Svenja Appuhn (Bild: MAGO / dts Nachrichtenagentur)

Wenn grüne “Pippimädchen” mal wieder umverteilen

Wenn grüne “Pippimädchen” mal wieder den Weltsozialismus aufrufen und die ganz große Umverteilung fordern, obwohl dieser Staat an Asylbetrüger und an die afrikanische und muslimische Welt Abermilliarden verteilt, dann wissen wir, dass wir uns Mitten im besten Deutschland befinden, das wir je hatten.

Svenja Appuhn hat schon einiges in ihrem jungen grünen Leben “geschafft”. Sie hat angefangen Medizin zu studieren, musste jedoch das Retten von Menschenleben verschieben um das Klima zu retten.
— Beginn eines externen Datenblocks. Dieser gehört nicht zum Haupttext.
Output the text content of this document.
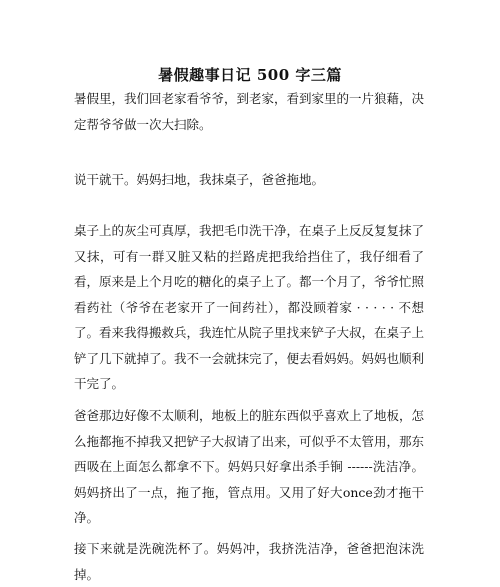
暑假趣事日记 500 字三篇

暑假里，我们回老家看爷爷，到老家，看到家里的一片狼藉，决定帮爷爷做一次大扫除。

说干就干。妈妈扫地，我抹桌子，爸爸拖地。

桌子上的灰尘可真厚，我把毛巾洗干净，在桌子上反反复复抹了又抹，可有一群又脏又粘的拦路虎把我给挡住了，我仔细看了看，原来是上个月吃的糖化的桌子上了。都一个月了，爷爷忙照看药社（爷爷在老家开了一间药社），都没顾着家 · · · · · 不想了。看来我得搬救兵，我连忙从院子里找来铲子大叔，在桌子上铲了几下就掉了。我不一会就抹完了，便去看妈妈。妈妈也顺利干完了。

爸爸那边好像不太顺利，地板上的脏东西似乎喜欢上了地板，怎么拖都拖不掉我又把铲子大叔请了出来，可似乎不太管用，那东西吸在上面怎么都拿不下。妈妈只好拿出杀手锏 ------洗洁净。妈妈挤出了一点，拖了拖，管点用。又用了好大once劲才拖干净。

接下来就是洗碗洗杯了。妈妈冲，我挤洗洁净，爸爸把泡沫洗掉。
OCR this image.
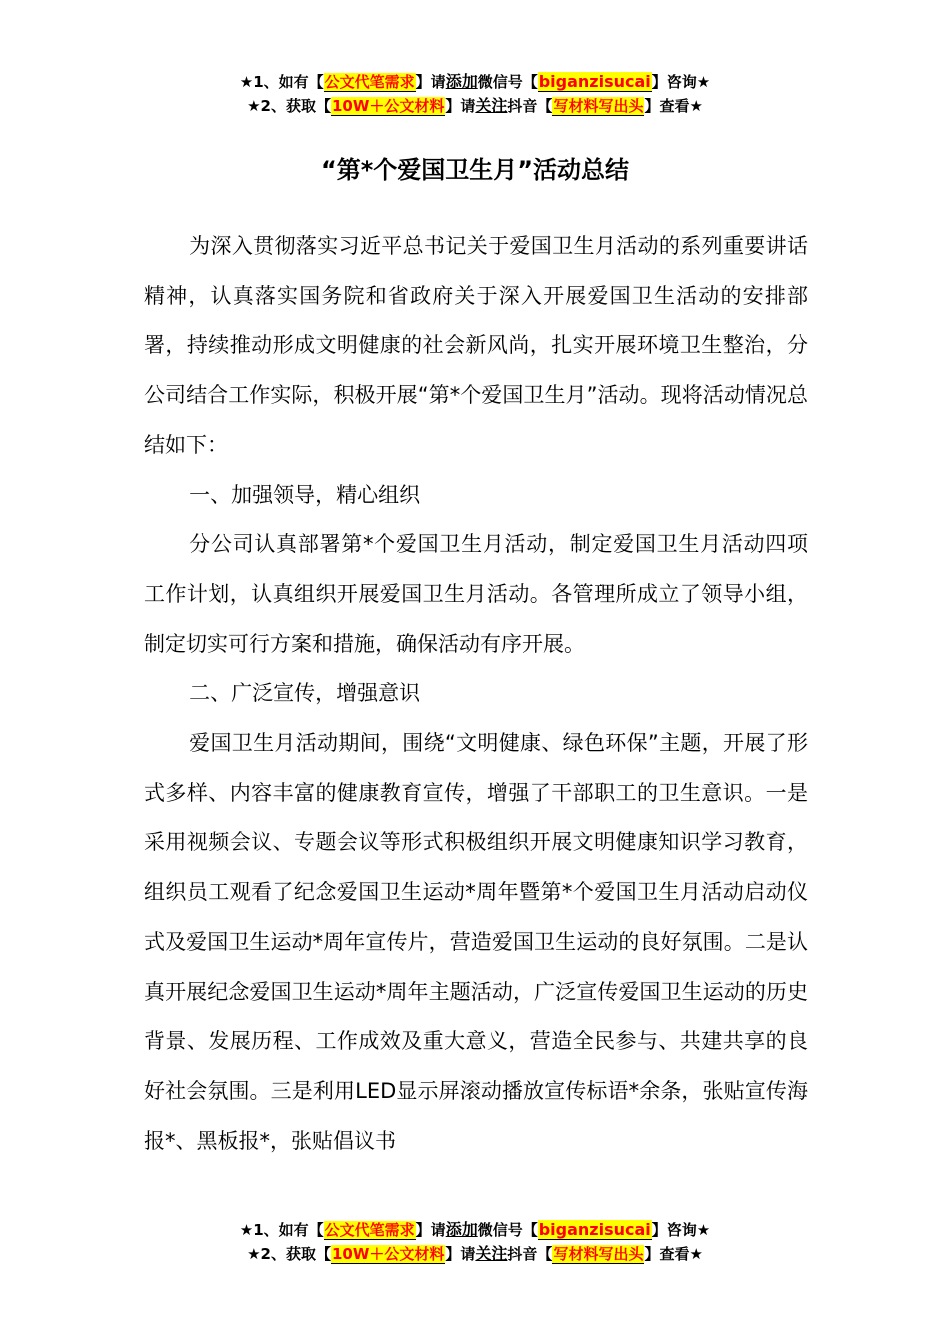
★1、如有【公文代笔需求】请添加微信号【biganzisucai】咨询★
★2、获取【10W＋公文材料】请关注抖音【写材料写出头】查看★
“第*个爱国卫生月”活动总结

为深入贯彻落实习近平总书记关于爱国卫生月活动的系列重要讲话精神，认真落实国务院和省政府关于深入开展爱国卫生活动的安排部署，持续推动形成文明健康的社会新风尚，扎实开展环境卫生整治，分公司结合工作实际，积极开展“第*个爱国卫生月”活动。现将活动情况总结如下：

一、加强领导，精心组织

分公司认真部署第*个爱国卫生月活动，制定爱国卫生月活动四项工作计划，认真组织开展爱国卫生月活动。各管理所成立了领导小组，制定切实可行方案和措施，确保活动有序开展。

二、广泛宣传，增强意识

爱国卫生月活动期间，围绕“文明健康、绿色环保”主题，开展了形式多样、内容丰富的健康教育宣传，增强了干部职工的卫生意识。一是采用视频会议、专题会议等形式积极组织开展文明健康知识学习教育，组织员工观看了纪念爱国卫生运动*周年暨第*个爱国卫生月活动启动仪式及爱国卫生运动*周年宣传片，营造爱国卫生运动的良好氛围。二是认真开展纪念爱国卫生运动*周年主题活动，广泛宣传爱国卫生运动的历史背景、发展历程、工作成效及重大意义，营造全民参与、共建共享的良好社会氛围。三是利用LED显示屏滚动播放宣传标语*余条，张贴宣传海报*、黑板报*，张贴倡议书

★1、如有【公文代笔需求】请添加微信号【biganzisucai】咨询★
★2、获取【10W＋公文材料】请关注抖音【写材料写出头】查看★
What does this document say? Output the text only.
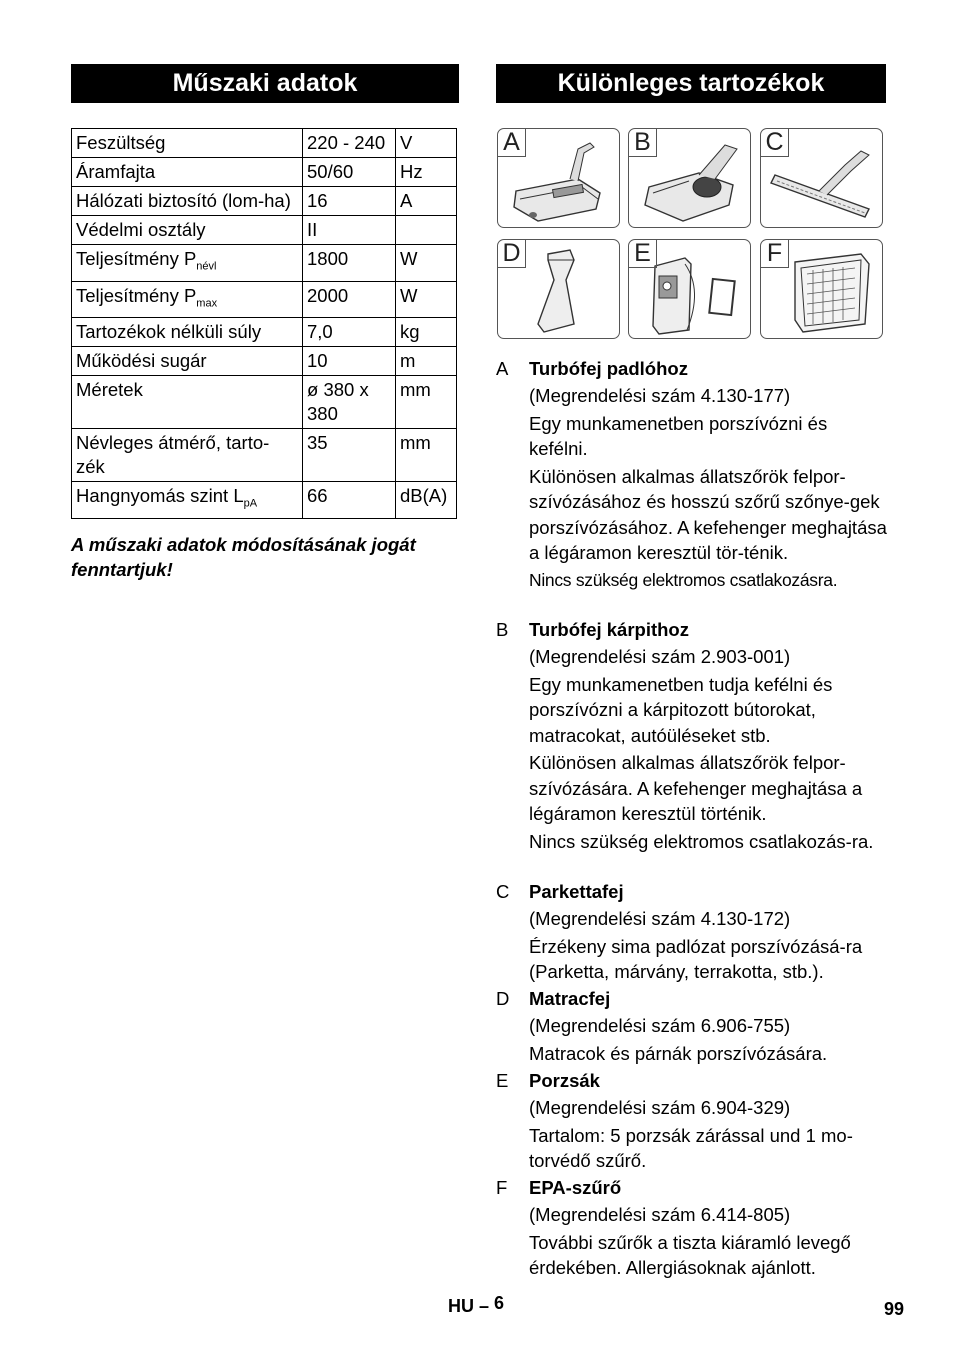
Műszaki adatok	Különleges tartozékok
Feszültség	220 - 240	V
Áramfajta	50/60	Hz
Hálózati biztosító (lom-ha)	16	A
Védelmi osztály	II	
Teljesítmény $P_{névl}$	1800	W
Teljesítmény $P_{max}$	2000	W
Tartozékok nélküli súly	7,0	kg
Működési sugár	10	m
Méretek	ø 380 x 380	mm
Névleges átmérő, tarto-zék	35	mm
Hangnyomás szint $L_{pA}$	66	dB(A)
A műszaki adatok módosításának jogát fenntartjuk!
A	B	C
D	E	F
A	Turbófej padlóhoz

(Megrendelési szám 4.130-177)

Egy munkamenetben porszívózni és kefélni.

Különösen alkalmas állatszőrök felpor-szívózásához és hosszú szőrű szőnye-gek porszívózásához. A kefehenger meghajtása a légáramon keresztül tör-ténik.

Nincs szükség elektromos csatlakozásra.

B	Turbófej kárpithoz

(Megrendelési szám 2.903-001)

Egy munkamenetben tudja kefélni és porszívózni a kárpitozott bútorokat, matracokat, autóüléseket stb.

Különösen alkalmas állatszőrök felpor-szívózására. A kefehenger meghajtása a légáramon keresztül történik.

Nincs szükség elektromos csatlakozás-ra.

C	Parkettafej

(Megrendelési szám 4.130-172)

Érzékeny sima padlózat porszívózásá-ra (Parketta, márvány, terrakotta, stb.).

D	Matracfej

(Megrendelési szám 6.906-755)

Matracok és párnák porszívózására.

E	Porzsák

(Megrendelési szám 6.904-329)

Tartalom: 5 porzsák zárással und 1 mo-torvédő szűrő.

F	EPA-szűrő

(Megrendelési szám 6.414-805)

További szűrők a tiszta kiáramló levegő érdekében. Allergiásoknak ajánlott.

HU – 6	99
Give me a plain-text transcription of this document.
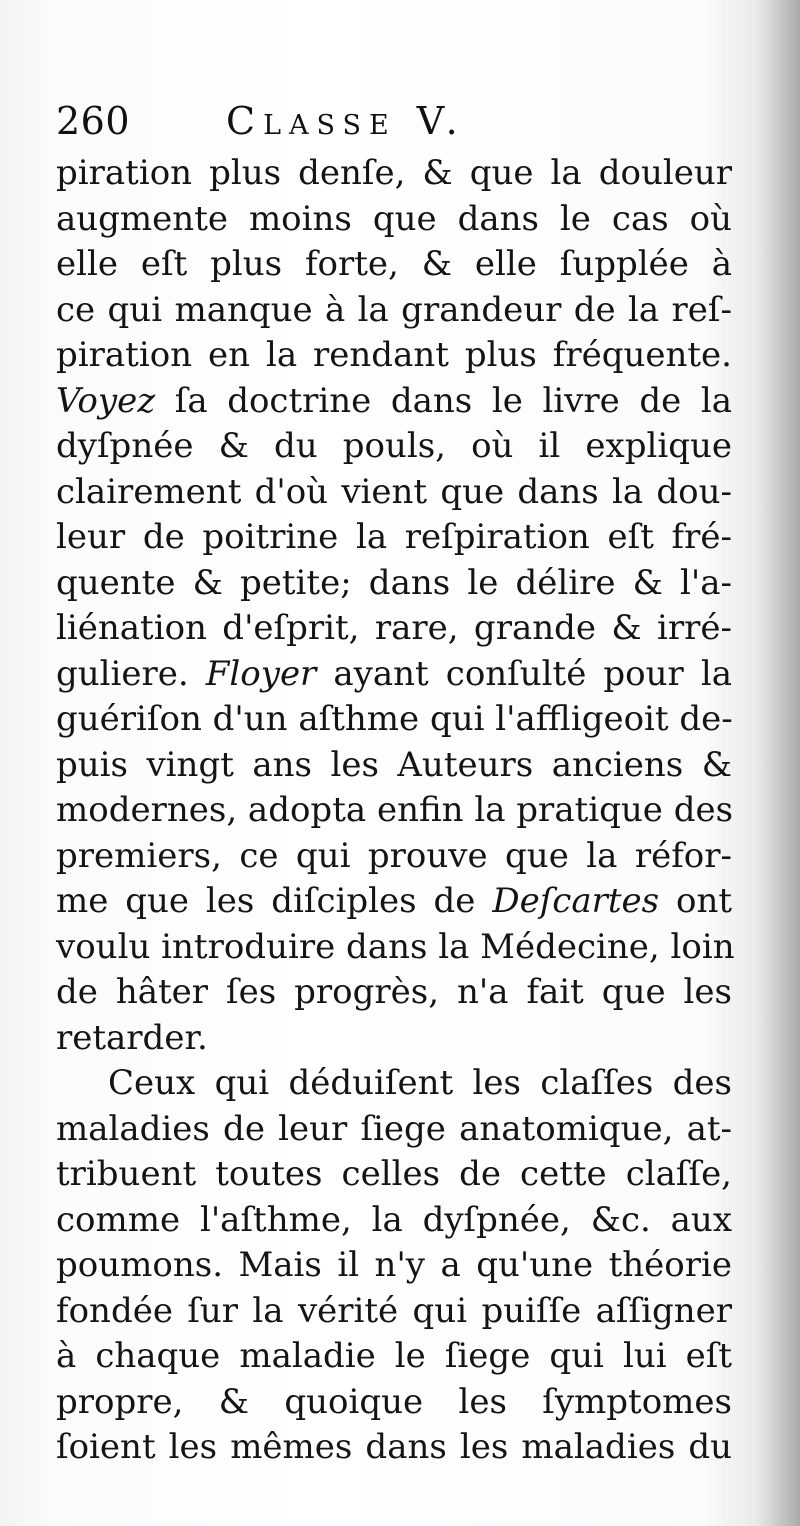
260	Classe V.
piration plus denſe, & que la douleur
augmente moins que dans le cas où
elle eſt plus forte, & elle ſupplée à
ce qui manque à la grandeur de la reſ-
piration en la rendant plus fréquente.
Voyez ſa doctrine dans le livre de la
dyſpnée & du pouls, où il explique
clairement d'où vient que dans la dou-
leur de poitrine la reſpiration eſt fré-
quente & petite; dans le délire & l'a-
liénation d'eſprit, rare, grande & irré-
guliere. Floyer ayant conſulté pour la
guériſon d'un aſthme qui l'affligeoit de-
puis vingt ans les Auteurs anciens &
modernes, adopta enfin la pratique des
premiers, ce qui prouve que la réfor-
me que les diſciples de Deſcartes ont
voulu introduire dans la Médecine, loin
de hâter ſes progrès, n'a fait que les
retarder.
Ceux qui déduiſent les claſſes des
maladies de leur ſiege anatomique, at-
tribuent toutes celles de cette claſſe,
comme l'aſthme, la dyſpnée, &c. aux
poumons. Mais il n'y a qu'une théorie
fondée ſur la vérité qui puiſſe aſſigner
à chaque maladie le ſiege qui lui eſt
propre, & quoique les ſymptomes
ſoient les mêmes dans les maladies du
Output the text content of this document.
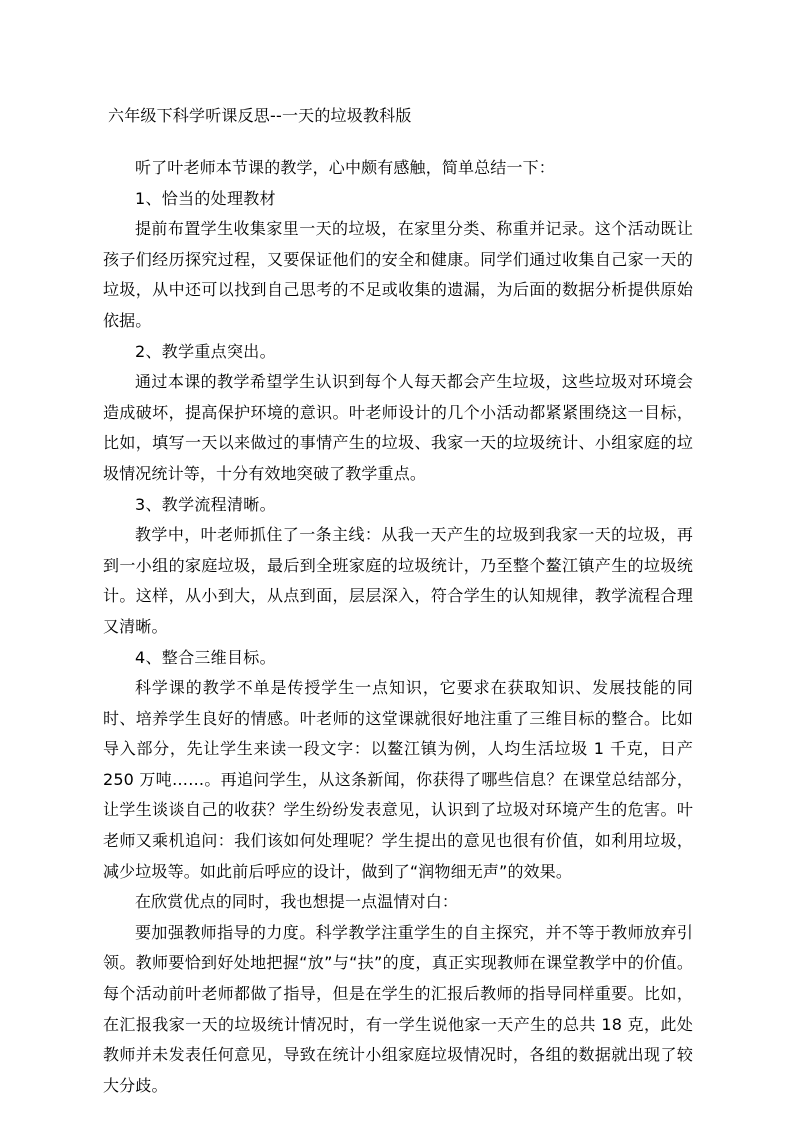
六年级下科学听课反思--一天的垃圾教科版

听了叶老师本节课的教学，心中颇有感触，简单总结一下：

1、恰当的处理教材

提前布置学生收集家里一天的垃圾，在家里分类、称重并记录。这个活动既让孩子们经历探究过程，又要保证他们的安全和健康。同学们通过收集自己家一天的垃圾，从中还可以找到自己思考的不足或收集的遗漏，为后面的数据分析提供原始依据。

2、教学重点突出。

通过本课的教学希望学生认识到每个人每天都会产生垃圾，这些垃圾对环境会造成破坏，提高保护环境的意识。叶老师设计的几个小活动都紧紧围绕这一目标，比如，填写一天以来做过的事情产生的垃圾、我家一天的垃圾统计、小组家庭的垃圾情况统计等，十分有效地突破了教学重点。

3、教学流程清晰。

教学中，叶老师抓住了一条主线：从我一天产生的垃圾到我家一天的垃圾，再到一小组的家庭垃圾，最后到全班家庭的垃圾统计，乃至整个鳌江镇产生的垃圾统计。这样，从小到大，从点到面，层层深入，符合学生的认知规律，教学流程合理又清晰。

4、整合三维目标。

科学课的教学不单是传授学生一点知识，它要求在获取知识、发展技能的同时、培养学生良好的情感。叶老师的这堂课就很好地注重了三维目标的整合。比如导入部分，先让学生来读一段文字：以鳌江镇为例，人均生活垃圾 1 千克，日产 250 万吨……。再追问学生，从这条新闻，你获得了哪些信息？在课堂总结部分，让学生谈谈自己的收获？学生纷纷发表意见，认识到了垃圾对环境产生的危害。叶老师又乘机追问：我们该如何处理呢？学生提出的意见也很有价值，如利用垃圾，减少垃圾等。如此前后呼应的设计，做到了“润物细无声”的效果。

在欣赏优点的同时，我也想提一点温情对白：

要加强教师指导的力度。科学教学注重学生的自主探究，并不等于教师放弃引领。教师要恰到好处地把握“放”与“扶”的度，真正实现教师在课堂教学中的价值。每个活动前叶老师都做了指导，但是在学生的汇报后教师的指导同样重要。比如，在汇报我家一天的垃圾统计情况时，有一学生说他家一天产生的总共 18 克，此处教师并未发表任何意见，导致在统计小组家庭垃圾情况时，各组的数据就出现了较大分歧。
Bei der ganzen Klimaretterrei ergatterte sie für sich grüne Sprecherposten im grünen Politzirkus. Aktuell turnt Appuhn gemeinsam mit Genossin Katharina Stolla auf dem Posten der Bundessprecherin des grünen Nachwuchsrekrutierungslagers Grüne Jugend herum. Auf dem grünen Happening am Wochenende – auch Parteitag genannt – haute sie dann die Kindergartenpositionen- und Forderungen nur so raus:

„Wir halten die aktuellen migrationspolitischen Entwicklungen für falsch. Das, was wir erleben, das sind de facto die krassesten Verschärfungen des Asylrechts seit 30 Jahren. Wir reden davon, dass Menschen, die bei uns Schutz suchen, in haftähnlichen Zuständen in Außengrenzlagern gehalten werden sollen. Wir reden davon, dass jetzt Sozialleistungen für Geflüchtete gekürzt werden sollen, obwohl wir wissen, dass Sozialleistung Integration überhaupt ermöglichen. Und wir reden gerade von einer massiven Verschärfung des Abschieberechts. Das halten wir für den vollkommen falschen Weg.“

Und deshalb fordert die kleine Appuhn samt ihrer grünen Truppe: „Keine weiteren Asylrechtsverschärfungen. Stattdessen soziale Politik für alle, auskömmliche Finanzierung der Kommunen, Wohnraum für alle, rauf mit dem Mindestlohn, Klimageld für alle. Weil wir glauben, das ist auch eine Strategie, um gegen diesen gesellschaftlichen Unmut, der ja gerade da ist, gegenzusteuern.“

Und weil die demnächst 26-jährige Nachwuchsgrüne den irren Motti des grünen Kindergartens auch vollumfänglich treu bleibt, ist es für die Vertreterin der Generation “Große Fresse – nix geleistet” wieder mal an der Zeit “umzuverteilen”.

Auf X bejammert Svenja aktuell, dass im besten Deutschland, das wir je hatten, keine Kohle für Kitas, Schulen oder Krankenhäuser da sei, aber es gleichzeitig so miese, fiese Menschen gebe, die auf Milliardenvermögen sitzen. Diesen Umstand, dass es Menschen gibt, die entweder aus purem Glück, aus purem Fleiß ob ihrer eigenen Arbeit oder der ihrer Vorfahren, zu Vermögen gekommen sind, das findet unsere kleine Svenja nicht “vermittelbar”. Und deshalb träumt die kleine grüne Nachwuchspolitikerin den feuchten Traum, den vor ihr schon so viele arbeitsscheue, missgünstige, neidische Sozialisten, die ihre dreckigen Finger in die Taschen andere Leute stecken, geträumt haben und fordert: “Es ist Zeit umzuverteilen!”.

 

Der Ökonom Dr. Markus Krall, der im Gegensatz zu unserer grünen Umvereitlungsmaus in seinem Leben bereits einiges geschafft hat, hat dann auch eine Antwort bereit:

“Während Ihr 55 Milliarden pro Jahr für Asylbetrüger raushaut und 33 Milliarden für Korruptionsförderung in Entwicklungsländern und 15 Milliarden für Eure korrupten Komplizen in den NGOs und zigMilliarden für Klimawahn…”

Andere erkennen, wohin die Reise mit Gestalten wie Appuhn geht. Denn aus kleinen, missgünstigen Grünen werden große, grüne missgünstige Umverteiler:

“Also doch Kommunismus, Planwirtschaft, Sozialismus. Deutschland hat Milliarden Einnahmen, daran scheitern wir nicht. Die Abzocke der Leistungsträger, Steuerzahler ist sehr hoch ,Abgaben, Energiekosten, alles auf dem oberen Level. Wir scheitern an Umverteilung, falschen Prioritäten und irren Sekte Mitglieder der Grünen, Roten.”